Department of Pediatric Neurosurgery, Oxford University Hospitals NHS Foundation Trust, John Radcliffe Hospital, Oxford, OX3 9DU, UK.

Published: December 2024

AI Article Synopsis

  • The study investigates symptomatic vasospasm in pediatric patients who had surgery on the posterior fossa, noting that it’s a rare complication primarily linked to subarachnoid hemorrhage.
  • One patient out of 178 developed symptomatic diffuse vasospasm post-surgery, and literature reviews found only 9 additional cases involving various intra- and extra-axial lesions.
  • The findings suggest that while iatrogenic vasospasm in children post-surgery is uncommon, outcomes can vary widely, and more awareness is needed among medical professionals regarding this complication, though definitive risk factors remain unclear due to the limited number of cases.

Article Abstract

Purpose: The most common cause of cerebral vasospasm is subarachnoid hemorrhage, less frequently it occurs after trauma, infection, and tumor resection. Vasospasm in children is rare and has not been systematically investigated in posterior fossa surgery.

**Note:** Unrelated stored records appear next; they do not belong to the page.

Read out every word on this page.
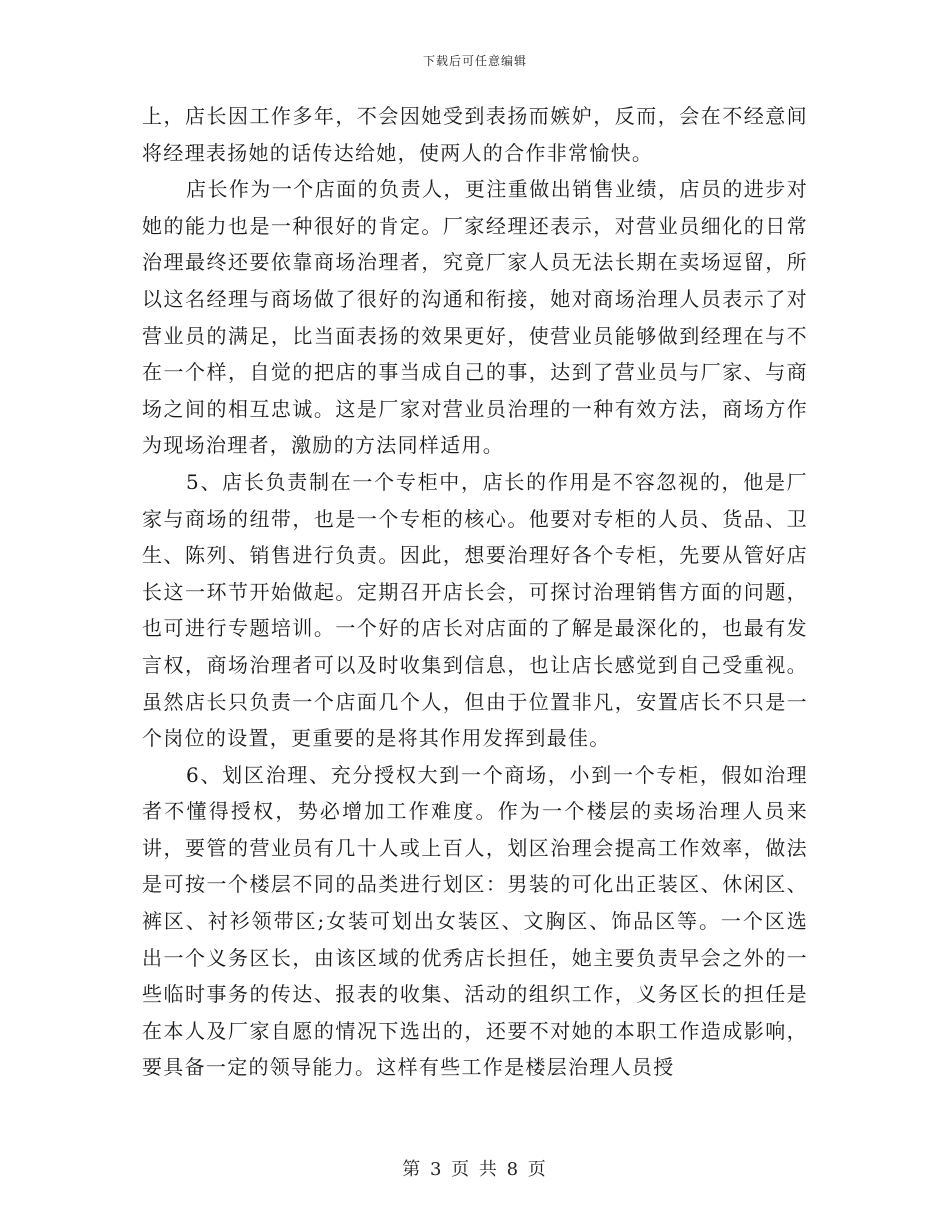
下载后可任意编辑

上，店长因工作多年，不会因她受到表扬而嫉妒，反而，会在不经意间将经理表扬她的话传达给她，使两人的合作非常愉快。

店长作为一个店面的负责人，更注重做出销售业绩，店员的进步对她的能力也是一种很好的肯定。厂家经理还表示，对营业员细化的日常治理最终还要依靠商场治理者，究竟厂家人员无法长期在卖场逗留，所以这名经理与商场做了很好的沟通和衔接，她对商场治理人员表示了对营业员的满足，比当面表扬的效果更好，使营业员能够做到经理在与不在一个样，自觉的把店的事当成自己的事，达到了营业员与厂家、与商场之间的相互忠诚。这是厂家对营业员治理的一种有效方法，商场方作为现场治理者，激励的方法同样适用。

5、店长负责制在一个专柜中，店长的作用是不容忽视的，他是厂家与商场的纽带，也是一个专柜的核心。他要对专柜的人员、货品、卫生、陈列、销售进行负责。因此，想要治理好各个专柜，先要从管好店长这一环节开始做起。定期召开店长会，可探讨治理销售方面的问题，也可进行专题培训。一个好的店长对店面的了解是最深化的，也最有发言权，商场治理者可以及时收集到信息，也让店长感觉到自己受重视。虽然店长只负责一个店面几个人，但由于位置非凡，安置店长不只是一个岗位的设置，更重要的是将其作用发挥到最佳。

6、划区治理、充分授权大到一个商场，小到一个专柜，假如治理者不懂得授权，势必增加工作难度。作为一个楼层的卖场治理人员来讲，要管的营业员有几十人或上百人，划区治理会提高工作效率，做法是可按一个楼层不同的品类进行划区：男装的可化出正装区、休闲区、裤区、衬衫领带区;女装可划出女装区、文胸区、饰品区等。一个区选出一个义务区长，由该区域的优秀店长担任，她主要负责早会之外的一些临时事务的传达、报表的收集、活动的组织工作，义务区长的担任是在本人及厂家自愿的情况下选出的，还要不对她的本职工作造成影响，要具备一定的领导能力。这样有些工作是楼层治理人员授

第 3 页 共 8 页
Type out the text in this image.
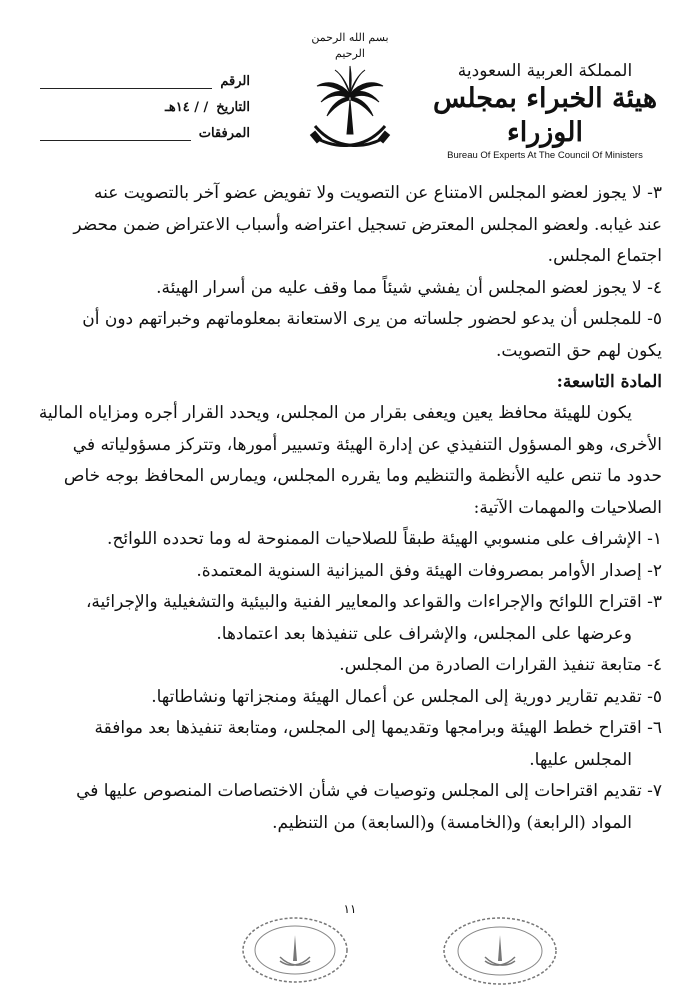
المملكة العربية السعودية
هيئة الخبراء بمجلس الوزراء
Bureau Of Experts At The Council Of Ministers
بسم الله الرحمن الرحيم
الرقم
التاريخ
/ / ١٤هـ
المرفقات

٣- لا يجوز لعضو المجلس الامتناع عن التصويت ولا تفويض عضو آخر بالتصويت عنه

عند غيابه. ولعضو المجلس المعترض تسجيل اعتراضه وأسباب الاعتراض ضمن محضر

اجتماع المجلس.

٤- لا يجوز لعضو المجلس أن يفشي شيئاً مما وقف عليه من أسرار الهيئة.

٥- للمجلس أن يدعو لحضور جلساته من يرى الاستعانة بمعلوماتهم وخبراتهم دون أن

يكون لهم حق التصويت.

المادة التاسعة:

يكون للهيئة محافظ يعين ويعفى بقرار من المجلس، ويحدد القرار أجره ومزاياه المالية

الأخرى، وهو المسؤول التنفيذي عن إدارة الهيئة وتسيير أمورها، وتتركز مسؤولياته في

حدود ما تنص عليه الأنظمة والتنظيم وما يقرره المجلس، ويمارس المحافظ بوجه خاص

الصلاحيات والمهمات الآتية:

١- الإشراف على منسوبي الهيئة طبقاً للصلاحيات الممنوحة له وما تحدده اللوائح.

٢- إصدار الأوامر بمصروفات الهيئة وفق الميزانية السنوية المعتمدة.

٣- اقتراح اللوائح والإجراءات والقواعد والمعايير الفنية والبيئية والتشغيلية والإجرائية،

وعرضها على المجلس، والإشراف على تنفيذها بعد اعتمادها.

٤- متابعة تنفيذ القرارات الصادرة من المجلس.

٥- تقديم تقارير دورية إلى المجلس عن أعمال الهيئة ومنجزاتها ونشاطاتها.

٦- اقتراح خطط الهيئة وبرامجها وتقديمها إلى المجلس، ومتابعة تنفيذها بعد موافقة

المجلس عليها.

٧- تقديم اقتراحات إلى المجلس وتوصيات في شأن الاختصاصات المنصوص عليها في

المواد (الرابعة) و(الخامسة) و(السابعة) من التنظيم.

١١
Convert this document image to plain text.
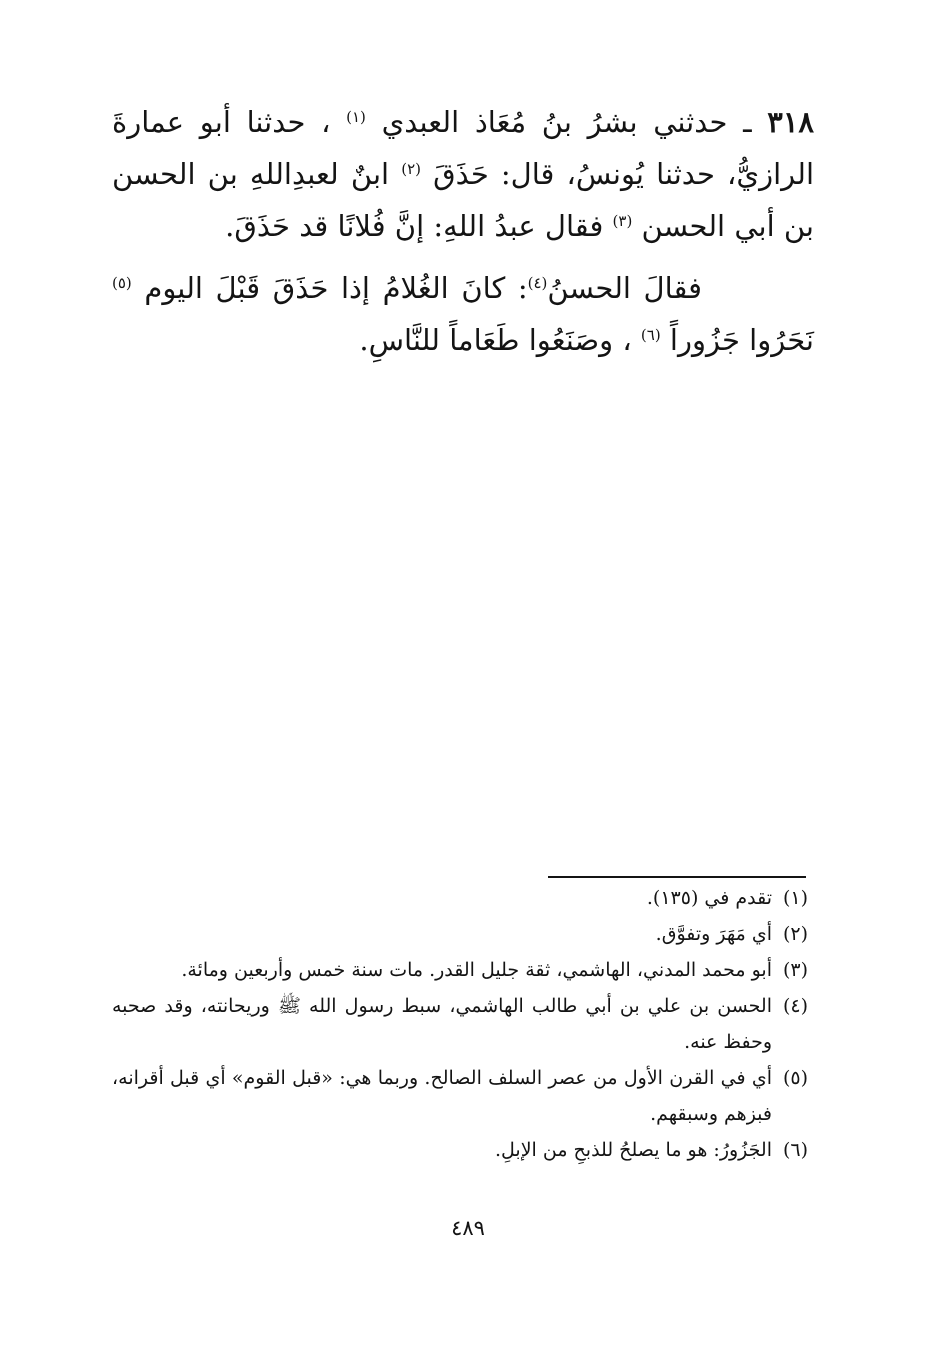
٣١٨ ـ حدثني بشرُ بنُ مُعَاذ العبدي $^{(١)}$ ، حدثنا أبو عمارةَ الرازيُّ، حدثنا يُونسُ، قال: حَذَقَ $^{(٢)}$ ابنٌ لعبدِاللهِ بن الحسن بن أبي الحسن $^{(٣)}$ فقال عبدُ اللهِ: إنَّ فُلانًا قد حَذَقَ.

فقالَ الحسنُ$^{(٤)}$: كانَ الغُلامُ إذا حَذَقَ قَبْلَ اليوم $^{(٥)}$ نَحَرُوا جَزُوراً $^{(٦)}$ ، وصَنَعُوا طَعَاماً للنَّاسِ.

(١)
تقدم في (١٣٥).
(٢)
أي مَهَرَ وتفوَّق.
(٣)
أبو محمد المدني، الهاشمي، ثقة جليل القدر. مات سنة خمس وأربعين ومائة.
(٤)
الحسن بن علي بن أبي طالب الهاشمي، سبط رسول الله ﷺ وريحانته، وقد صحبه وحفظ عنه.
(٥)
أي في القرن الأول من عصر السلف الصالح. وربما هي: «قبل القوم» أي قبل أقرانه، فبزهم وسبقهم.
(٦)
الجَزُورُ: هو ما يصلحُ للذبحِ من الإبلِ.
٤٨٩
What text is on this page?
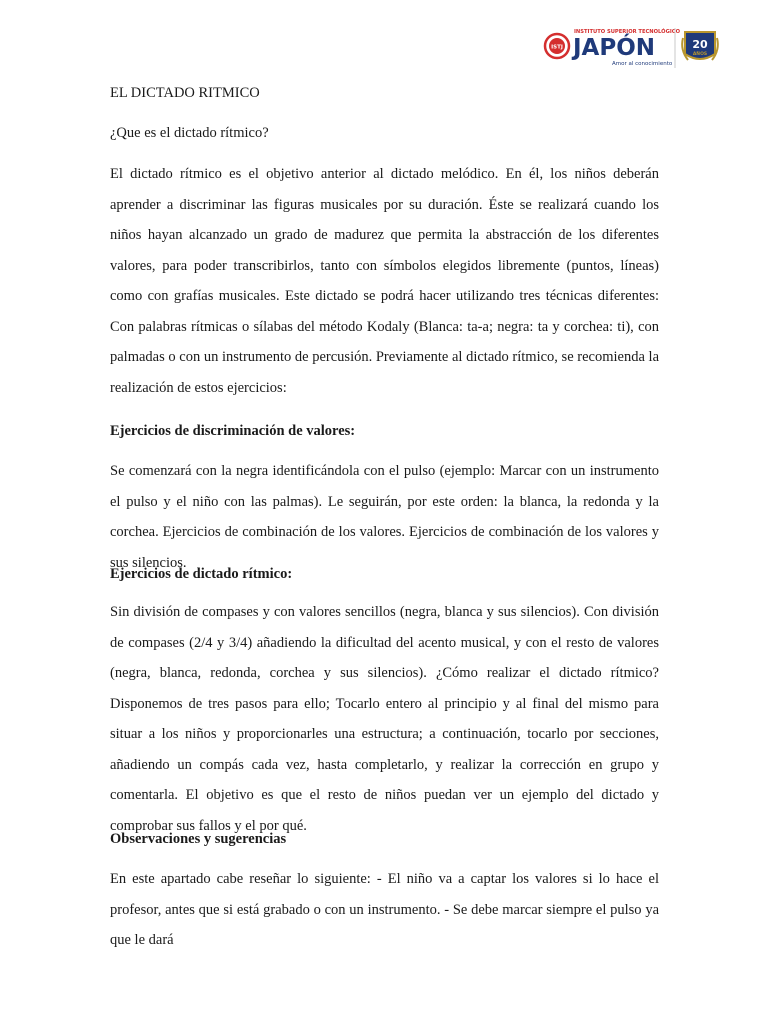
ISTJ
INSTITUTO SUPERIOR TECNOLÓGICO
JAPÓN
Amor al conocimiento
20
AÑOS

EL DICTADO RITMICO

¿Que es el dictado rítmico?

El dictado rítmico es el objetivo anterior al dictado melódico. En él, los niños deberán aprender a discriminar las figuras musicales por su duración. Éste se realizará cuando los niños hayan alcanzado un grado de madurez que permita la abstracción de los diferentes valores, para poder transcribirlos, tanto con símbolos elegidos libremente (puntos, líneas) como con grafías musicales. Este dictado se podrá hacer utilizando tres técnicas diferentes: Con palabras rítmicas o sílabas del método Kodaly (Blanca: ta-a; negra: ta y corchea: ti), con palmadas o con un instrumento de percusión. Previamente al dictado rítmico, se recomienda la realización de estos ejercicios:

Ejercicios de discriminación de valores:

Se comenzará con la negra identificándola con el pulso (ejemplo: Marcar con un instrumento el pulso y el niño con las palmas). Le seguirán, por este orden: la blanca, la redonda y la corchea. Ejercicios de combinación de los valores. Ejercicios de combinación de los valores y sus silencios.

Ejercicios de dictado rítmico:

Sin división de compases y con valores sencillos (negra, blanca y sus silencios). Con división de compases (2/4 y 3/4) añadiendo la dificultad del acento musical, y con el resto de valores (negra, blanca, redonda, corchea y sus silencios). ¿Cómo realizar el dictado rítmico? Disponemos de tres pasos para ello; Tocarlo entero al principio y al final del mismo para situar a los niños y proporcionarles una estructura; a continuación, tocarlo por secciones, añadiendo un compás cada vez, hasta completarlo, y realizar la corrección en grupo y comentarla. El objetivo es que el resto de niños puedan ver un ejemplo del dictado y comprobar sus fallos y el por qué.

Observaciones y sugerencias

En este apartado cabe reseñar lo siguiente: - El niño va a captar los valores si lo hace el profesor, antes que si está grabado o con un instrumento. - Se debe marcar siempre el pulso ya que le dará
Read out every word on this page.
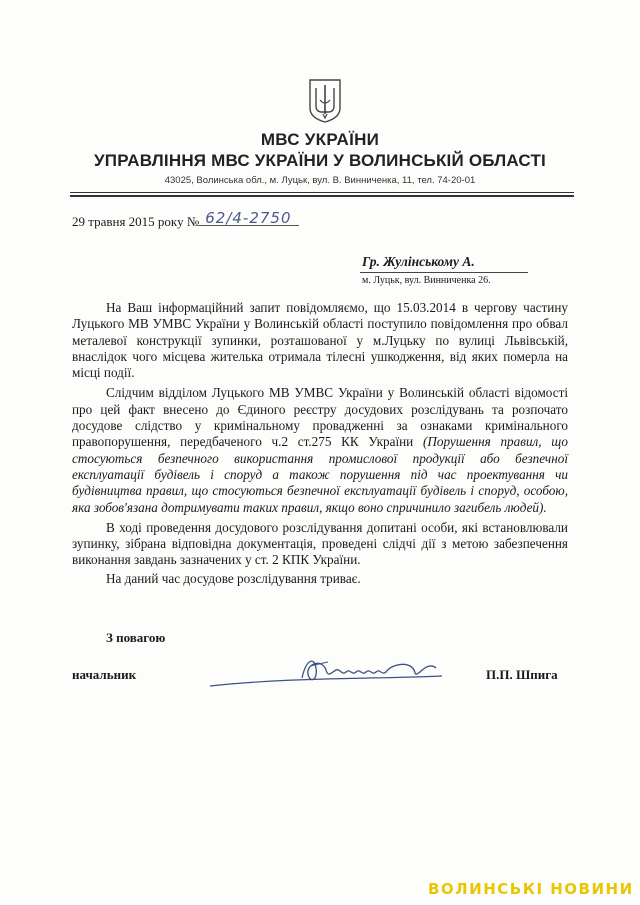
МВС УКРАЇНИ
УПРАВЛІННЯ МВС УКРАЇНИ У ВОЛИНСЬКІЙ ОБЛАСТІ
43025, Волинська обл., м. Луцьк, вул. В. Винниченка, 11, тел. 74-20-01
29 травня 2015 року № 62/4-2750
Гр. Жулінському А.
м. Луцьк, вул. Винниченка 26.

На Ваш інформаційний запит повідомляємо, що 15.03.2014 в чергову частину Луцького МВ УМВС України у Волинській області поступило повідомлення про обвал металевої конструкції зупинки, розташованої у м.Луцьку по вулиці Львівській, внаслідок чого місцева жителька отримала тілесні ушкодження, від яких померла на місці події.

Слідчим відділом Луцького МВ УМВС України у Волинській області відомості про цей факт внесено до Єдиного реєстру досудових розслідувань та розпочато досудове слідство у кримінальному провадженні за ознаками кримінального правопорушення, передбаченого ч.2 ст.275 КК України (Порушення правил, що стосуються безпечного використання промислової продукції або безпечної експлуатації будівель і споруд а також порушення під час проектування чи будівництва правил, що стосуються безпечної експлуатації будівель і споруд, особою, яка зобов'язана дотримувати таких правил, якщо воно спричинило загибель людей).

В ході проведення досудового розслідування допитані особи, які встановлювали зупинку, зібрана відповідна документація, проведені слідчі дії з метою забезпечення виконання завдань зазначених у ст. 2 КПК України.

На даний час досудове розслідування триває.

З повагою
начальник	П.П. Шпига
ВОЛИНСЬКІ НОВИНИ
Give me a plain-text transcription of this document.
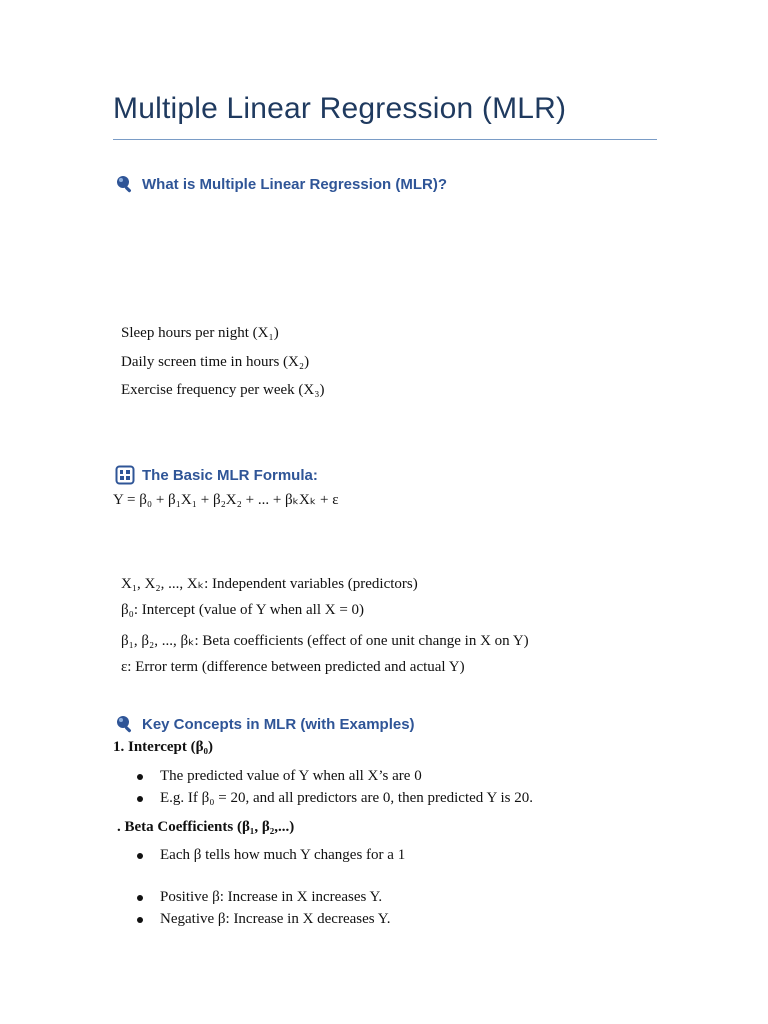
Multiple Linear Regression (MLR)
What is Multiple Linear Regression (MLR)?
Sleep hours per night (X₁)
Daily screen time in hours (X₂)
Exercise frequency per week (X₃)
The Basic MLR Formula:
Y = β₀ + β₁X₁ + β₂X₂ + ... + βₖXₖ + ε
X₁, X₂, ..., Xₖ: Independent variables (predictors)
β₀: Intercept (value of Y when all X = 0)
β₁, β₂, ..., βₖ: Beta coefficients (effect of one unit change in X on Y)
ε: Error term (difference between predicted and actual Y)
Key Concepts in MLR (with Examples)
1. Intercept (β₀)
The predicted value of Y when all X’s are 0
E.g. If β₀ = 20, and all predictors are 0, then predicted Y is 20.
. Beta Coefficients (β₁, β₂,...)
Each β tells how much Y changes for a 1
Positive β: Increase in X increases Y.
Negative β: Increase in X decreases Y.
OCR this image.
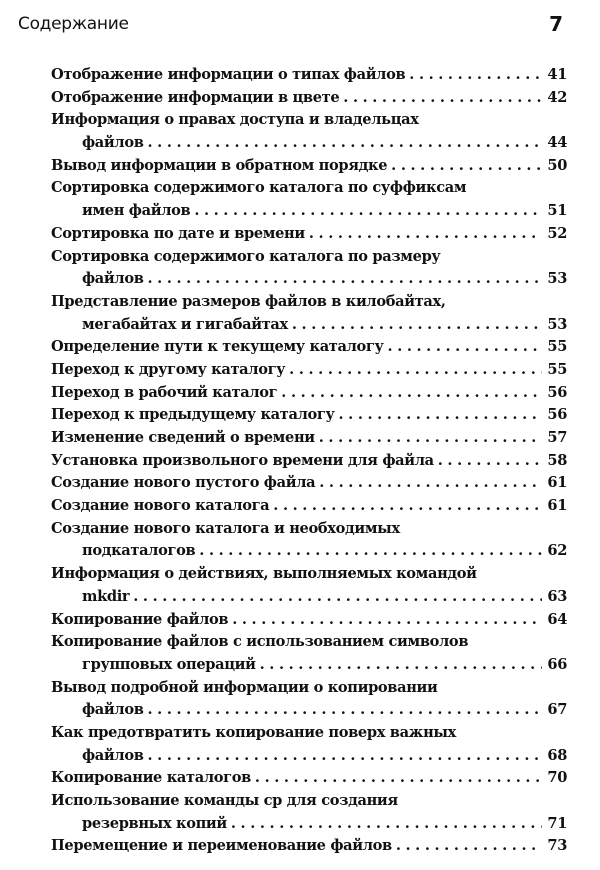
Содержание	7
Отображение информации о типах файлов . . .	41
Отображение информации в цвете . . .	42
Информация о правах доступа и владельцах
файлов . . .	44
Вывод информации в обратном порядке . . .	50
Сортировка содержимого каталога по суффиксам
имен файлов . . .	51
Сортировка по дате и времени . . .	52
Сортировка содержимого каталога по размеру
файлов . . .	53
Представление размеров файлов в килобайтах,
мегабайтах и гигабайтах . . .	53
Определение пути к текущему каталогу . . .	55
Переход к другому каталогу . . .	55
Переход в рабочий каталог . . .	56
Переход к предыдущему каталогу . . .	56
Изменение сведений о времени . . .	57
Установка произвольного времени для файла . . .	58
Создание нового пустого файла . . .	61
Создание нового каталога . . .	61
Создание нового каталога и необходимых
подкаталогов . . .	62
Информация о действиях, выполняемых командой
mkdir . . .	63
Копирование файлов . . .	64
Копирование файлов с использованием символов
групповых операций . . .	66
Вывод подробной информации о копировании
файлов . . .	67
Как предотвратить копирование поверх важных
файлов . . .	68
Копирование каталогов . . .	70
Использование команды cp для создания
резервных копий . . .	71
Перемещение и переименование файлов . . .	73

Methods: The authors undertook a single-center retrospective study of all the pediatric patients who underwent surgery on the posterior fossa and presented with postoperative symptomatic vasospasm in the period from January 2018 to February 2024. Subsequently, a systematic literature review in accordance with the PRISMA guidelines was performed in the PubMed and Scopus databases to identify the published papers on symptomatic vasospasm after posterior fossa surgery in children.

Results: Of the 178 patients who underwent surgery on the posterior fossa, only one patient was diagnosed with symptomatic diffuse vasospasm on postoperative day 21. The systematic literature review provided further 9 children. The underlying pathology comprised 8 intra-axial lesions with 4 medulloblastomas, 1 schwannoma in the medulla oblongata, 1 pilocytic astrocytoma, 1 primitive neuroectodermal tumor, and 1 arteriovenous malformation. The extra-axial lesions were 1 hypoglossal schwannoma and 1 oculomotor nerve schwannoma.

Conclusion: Iatrogenic symptomatic vasospasm after posterior fossa surgery in children is a rare complication with an outcome ranging from complete recovery to the death of the patient. It is important for all staff involved in the care of patients undergoing surgery on the posterior fossa to be aware of this rare postoperative complication. The small number of patients affected does not allow a substantiated conclusion to be drawn about predictive risk factors.